O texto é claro em afirmar que devemos respeitar as leis e o governo civil, pois toda autoridade provém de Deus e todas elas foram ordenadas por Ele. Por isso o conselho do apóstolo Paulo para que orássemos pelos governantes (I Timóteo 2.1-4). Essa obediência, contudo, não pode ser cega e incondicional. A instituição humana deixa de ser autoridade sobre a minha vida, quando ela inverte os papéis descritos por Pedro: “castigo dos malfeitores” e “louvor dos que praticam o bem” (I Pedro 2.13-14). Quando essa instituição inverte os papeis e passa a louvar os malfeitores e a castigar os que praticam o bem, automaticamente deixa de ser autoridade sobre o cristão que teme a Deus, acima dos homens.

Autoridade é toda pessoa ou instituição que se submete à vontade do “Autor e consumador da fé, Jesus” (Hebreus 12.2). Quando uma pessoa (ou instituição) deliberadamente decide fazer oposição aos princípios bíblicos, automaticamente deixa de ser autoridade sobre a vida do cristão.

No momento em que o Estado confronta os princípios morais e espirituais da Palavra de Deus, cabe ao cristão obedecer mais a Deus do que aos homens, conforme lemos em Atos 5.27- 29, pois a sujeição à autoridade humana deve ser feita, acima de tudo, por amor ao Senhor. A ordem é que nos sujeitemos a toda instituição humana “por causa do Senhor” (I Pedro 2.13), não por causa dos homens. No momento em que os homens tentam se colocar acima do Senhor é dever do cristão não considera-los como autoridade. Por isso, Daniel continuou a orar, ainda que o rei tivesse baixado um decreto proibindo intercessões, senão a ele.

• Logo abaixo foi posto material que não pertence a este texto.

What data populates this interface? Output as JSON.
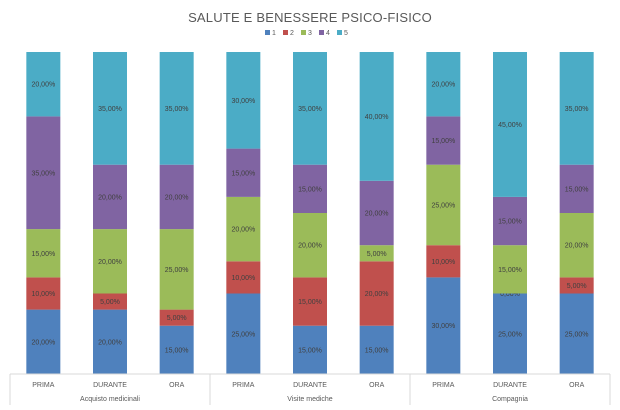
{
  "chart_data": {
    "type": "bar",
    "stacked": true,
    "normalized": true,
    "title": "SALUTE E BENESSERE PSICO-FISICO",
    "legend_position": "top",
    "groups": [
      {
        "label": "Acquisto medicinali",
        "categories": [
          "PRIMA",
          "DURANTE",
          "ORA"
        ]
      },
      {
        "label": "Visite mediche",
        "categories": [
          "PRIMA",
          "DURANTE",
          "ORA"
        ]
      },
      {
        "label": "Compagnia",
        "categories": [
          "PRIMA",
          "DURANTE",
          "ORA"
        ]
      }
    ],
    "series": [
      {
        "name": "1",
        "color": "#4f81bd",
        "values": [
          20,
          20,
          15,
          25,
          15,
          15,
          30,
          25,
          25
        ],
        "labels": [
          "20,00%",
          "20,00%",
          "15,00%",
          "25,00%",
          "15,00%",
          "15,00%",
          "30,00%",
          "25,00%",
          "25,00%"
        ]
      },
      {
        "name": "2",
        "color": "#c0504d",
        "values": [
          10,
          5,
          5,
          10,
          15,
          20,
          10,
          0,
          5
        ],
        "labels": [
          "10,00%",
          "5,00%",
          "5,00%",
          "10,00%",
          "15,00%",
          "20,00%",
          "10,00%",
          "0,00%",
          "5,00%"
        ]
      },
      {
        "name": "3",
        "color": "#9bbb59",
        "values": [
          15,
          20,
          25,
          20,
          20,
          5,
          25,
          15,
          20
        ],
        "labels": [
          "15,00%",
          "20,00%",
          "25,00%",
          "20,00%",
          "20,00%",
          "5,00%",
          "25,00%",
          "15,00%",
          "20,00%"
        ]
      },
      {
        "name": "4",
        "color": "#8064a2",
        "values": [
          35,
          20,
          20,
          15,
          15,
          20,
          15,
          15,
          15
        ],
        "labels": [
          "35,00%",
          "20,00%",
          "20,00%",
          "15,00%",
          "15,00%",
          "20,00%",
          "15,00%",
          "15,00%",
          "15,00%"
        ]
      },
      {
        "name": "5",
        "color": "#4bacc6",
        "values": [
          20,
          35,
          35,
          30,
          35,
          40,
          20,
          45,
          35
        ],
        "labels": [
          "20,00%",
          "35,00%",
          "35,00%",
          "30,00%",
          "35,00%",
          "40,00%",
          "20,00%",
          "45,00%",
          "35,00%"
        ]
      }
    ],
    "ylim": [
      0,
      100
    ],
    "grid": false
  }
}
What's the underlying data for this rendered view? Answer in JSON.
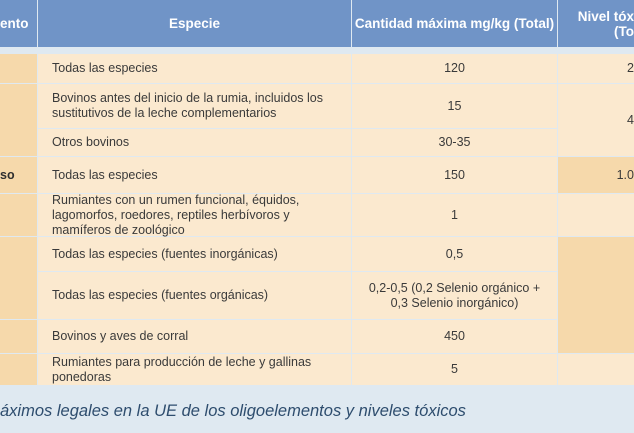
{
  "header": {
    "col_element": "ento",
    "col_species": "Especie",
    "col_max": "Cantidad máxima mg/kg (Total)",
    "col_toxic_line1": "Nivel tóx",
    "col_toxic_line2": "(To"
  },
  "rows": [
    {
      "element": "",
      "species": "Todas las especies",
      "max": "120",
      "toxic": "2"
    },
    {
      "element": "",
      "species": "Bovinos antes del inicio de la rumia, incluidos los sustitutivos de la leche complementarios",
      "max": "15",
      "toxic": "4"
    },
    {
      "element": "",
      "species": "Otros bovinos",
      "max": "30-35",
      "toxic": ""
    },
    {
      "element": "so",
      "species": "Todas las especies",
      "max": "150",
      "toxic": "1.0"
    },
    {
      "element": "",
      "species": "Rumiantes con un rumen funcional, équidos, lagomorfos, roedores, reptiles herbívoros y mamíferos de zoológico",
      "max": "1",
      "toxic": ""
    },
    {
      "element": "",
      "species": "Todas las especies (fuentes inorgánicas)",
      "max": "0,5",
      "toxic": ""
    },
    {
      "element": "",
      "species": "Todas las especies (fuentes orgánicas)",
      "max": "0,2-0,5 (0,2 Selenio orgánico + 0,3 Selenio inorgánico)",
      "toxic": ""
    },
    {
      "element": "",
      "species": "Bovinos y aves de corral",
      "max": "450",
      "toxic": ""
    },
    {
      "element": "",
      "species": "Rumiantes para producción de leche y gallinas ponedoras",
      "max": "5",
      "toxic": ""
    }
  ],
  "caption": "áximos legales en la UE de los oligoelementos y niveles tóxicos"
}
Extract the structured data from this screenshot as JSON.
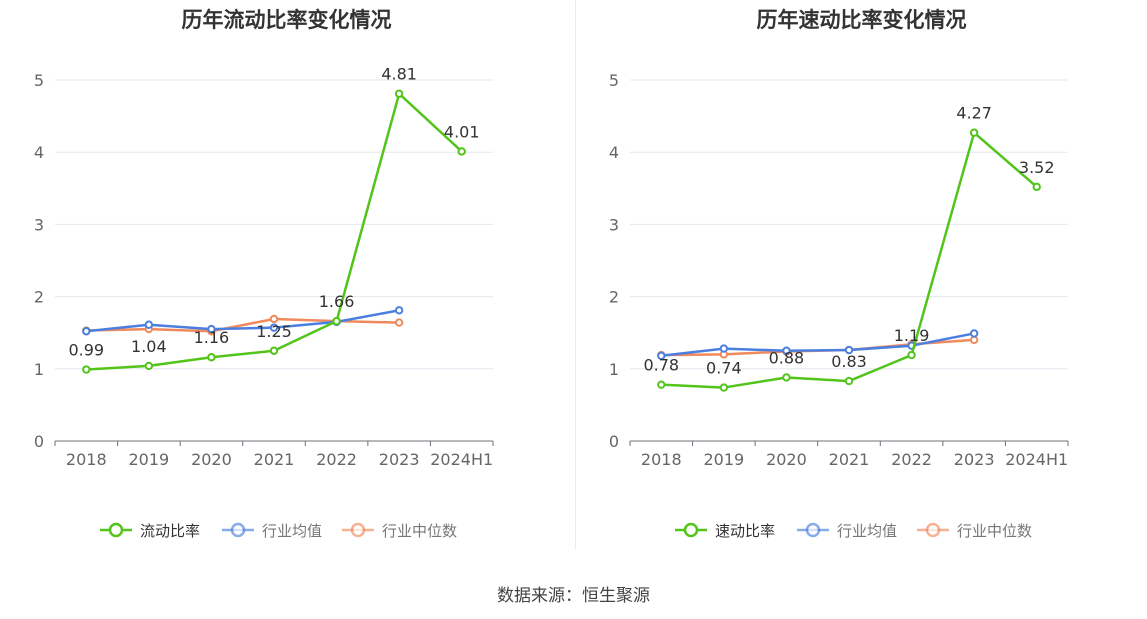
{
  "charts": [
    {
      "title": "历年流动比率变化情况",
      "chart_data": {
        "type": "line",
        "title": "历年流动比率变化情况",
        "categories": [
          "2018",
          "2019",
          "2020",
          "2021",
          "2022",
          "2023",
          "2024H1"
        ],
        "ylim": [
          0,
          5
        ],
        "yticks": [
          0,
          1,
          2,
          3,
          4,
          5
        ],
        "grid": true,
        "legend_position": "bottom",
        "series": [
          {
            "name": "流动比率",
            "color": "#52c41a",
            "labeled": true,
            "values": [
              0.99,
              1.04,
              1.16,
              1.25,
              1.66,
              4.81,
              4.01
            ],
            "labels": [
              "0.99",
              "1.04",
              "1.16",
              "1.25",
              "1.66",
              "4.81",
              "4.01"
            ]
          },
          {
            "name": "行业均值",
            "color": "#4a7fe0",
            "labeled": false,
            "values": [
              1.52,
              1.61,
              1.55,
              1.57,
              1.65,
              1.81,
              null
            ]
          },
          {
            "name": "行业中位数",
            "color": "#f08a5d",
            "labeled": false,
            "values": [
              1.53,
              1.55,
              1.52,
              1.69,
              1.66,
              1.64,
              null
            ]
          }
        ]
      }
    },
    {
      "title": "历年速动比率变化情况",
      "chart_data": {
        "type": "line",
        "title": "历年速动比率变化情况",
        "categories": [
          "2018",
          "2019",
          "2020",
          "2021",
          "2022",
          "2023",
          "2024H1"
        ],
        "ylim": [
          0,
          5
        ],
        "yticks": [
          0,
          1,
          2,
          3,
          4,
          5
        ],
        "grid": true,
        "legend_position": "bottom",
        "series": [
          {
            "name": "速动比率",
            "color": "#52c41a",
            "labeled": true,
            "values": [
              0.78,
              0.74,
              0.88,
              0.83,
              1.19,
              4.27,
              3.52
            ],
            "labels": [
              "0.78",
              "0.74",
              "0.88",
              "0.83",
              "1.19",
              "4.27",
              "3.52"
            ]
          },
          {
            "name": "行业均值",
            "color": "#4a7fe0",
            "labeled": false,
            "values": [
              1.18,
              1.28,
              1.25,
              1.26,
              1.32,
              1.49,
              null
            ]
          },
          {
            "name": "行业中位数",
            "color": "#f08a5d",
            "labeled": false,
            "values": [
              1.19,
              1.2,
              1.24,
              1.26,
              1.34,
              1.4,
              null
            ]
          }
        ]
      }
    }
  ],
  "source": "数据来源：恒生聚源"
}
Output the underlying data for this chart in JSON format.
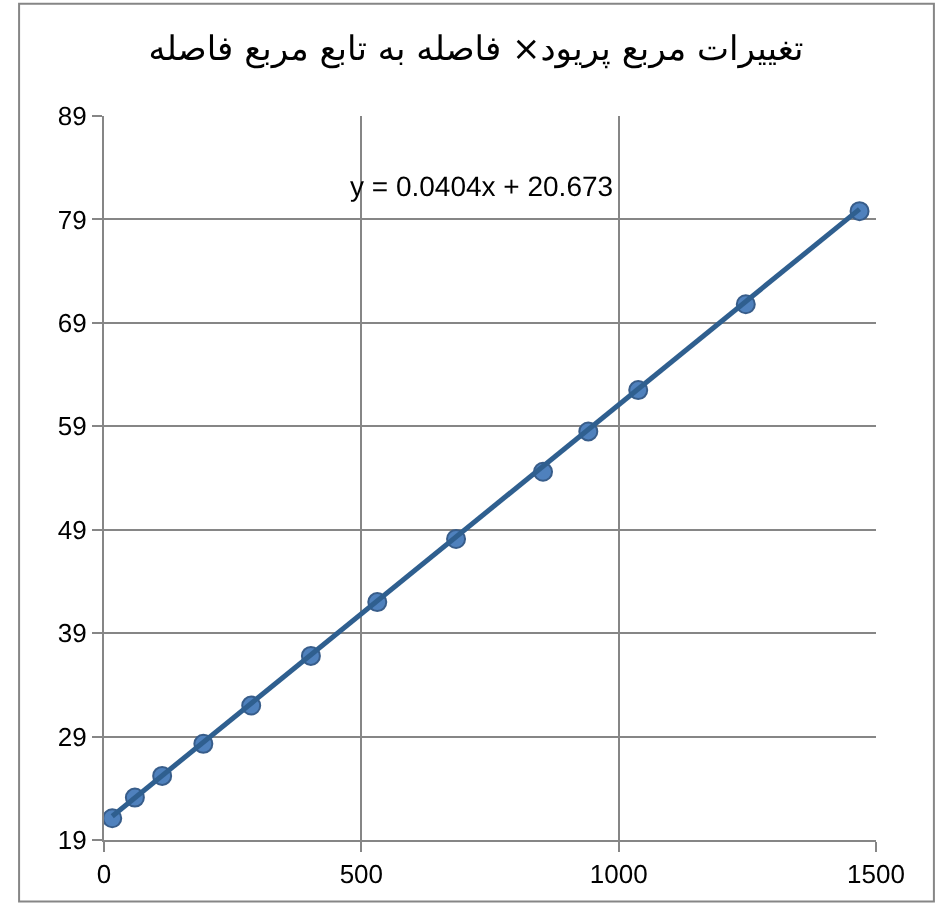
{
  "chart_data": {
    "type": "scatter",
    "title": "تغییرات مربع پریود× فاصله به تابع مربع فاصله",
    "annotations": [
      "y = 0.0404x + 20.673"
    ],
    "series": [
      {
        "color": "#4f81bd",
        "marker": "circle",
        "x": [
          16,
          60,
          113,
          193,
          286,
          402,
          531,
          684,
          853,
          941,
          1038,
          1247,
          1468
        ],
        "values": [
          21.1,
          23.1,
          25.2,
          28.3,
          32.0,
          36.8,
          42.0,
          48.1,
          54.6,
          58.5,
          62.5,
          70.8,
          79.8
        ]
      },
      {
        "type": "line",
        "color": "#2f5f8f",
        "x": [
          16,
          1468
        ],
        "values": [
          21.3,
          80.0
        ]
      }
    ],
    "xlim": [
      0,
      1500
    ],
    "xticks": [
      0,
      500,
      1000,
      1500
    ],
    "ylim": [
      19,
      89
    ],
    "yticks": [
      19,
      29,
      39,
      49,
      59,
      69,
      79,
      89
    ],
    "grid": true,
    "legend": false
  }
}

Os apóstolos já haviam sido presos por pregarem o Evangelho. Mesmo assim, continuaram a falar de Jesus, ainda que o Sinédrio os tivessem proibido. Numa das vezes em que eles foram trazidos diante dos religiosos, o texto informa: “Trouxeram-nos, apresentando-os ao Sinédrio. E o sumo sacerdote interrogou-os, dizendo: Expressamente vos ordenamos que não ensinásseis nesse nome; contudo, enchestes Jerusalém de vossa doutrina; e quereis lançar sobre nós o sangue desse homem. Então, Pedro e os demais apóstolos afirmaram: Antes, importa obedecer a Deus do que aos homens” (Atos 5.27-29). Estava definido o princípio da desobediência civil, quando a instituição civil entra em choque com o Autor e Consumador da fé. O cristão pode – e deve – desobedecer à autoridade política se ela proibir de realizar o ministério evangélico.

Considerações finais

Algumas considerações finais, quanto às escolhas que faremos para governar o país. Primeiramente, cuidado com as escolhas; há evidências na Bíblia de que algumas escolhas políticas podem desagradar a Deus. “Eles estabeleceram reis, mas não da minha parte; constituíram príncipes, mas eu não o soube; da sua prata e do seu ouro fizeram ídolos para si, para serem destruídos” (Oseias 8.4).

Em segundo lugar, lembre-se: não estamos elegendo presbíteros ou diáconos de uma igreja, mas representantes políticos para o país. Isso significa que o padrão de escolha é outro. Se ele é “chegado ao vinho” ou não, não é o quesito mais importante, mas sim se ele é coerente, honesto, se tem um histórico de vida ilibada.

É preciso considerar ainda, que os discípulos de Cristo devem votar de forma livre e consciente, com senso de responsabilidade social, na busca pelo atendimento do interesse público. A recomendação de Paulo aos filipenses cabe também à consciência política: “Não tenha cada um em vista o que é propriamente seu, senão também cada qual o que é dos outros” (Fil. 2.4).

E, por fim, faça uma avaliação dos candidatos e de suas propostas de governo, optando por aqueles que defendam princípios que estejam em consonância com os valores contidos na Palavra. Para tanto, é importante que se investigue a ideologia do candidato e de seu partido político, para não correr o risco de votar em candidatos que defendam propostas e projetos imorais. Candidatos ou propostas que violam os comandos bíblicos de vida, família, casamento e fé devem estar fora das opções do cristão.

Notas

[1]  Às vezes nem tanto.

[2] Efésios 2.6.

Bibliografia

GEERTZ, Clifford. A Interpretação das Culturas. Rio de Janeiro: Editora LTC, 1989.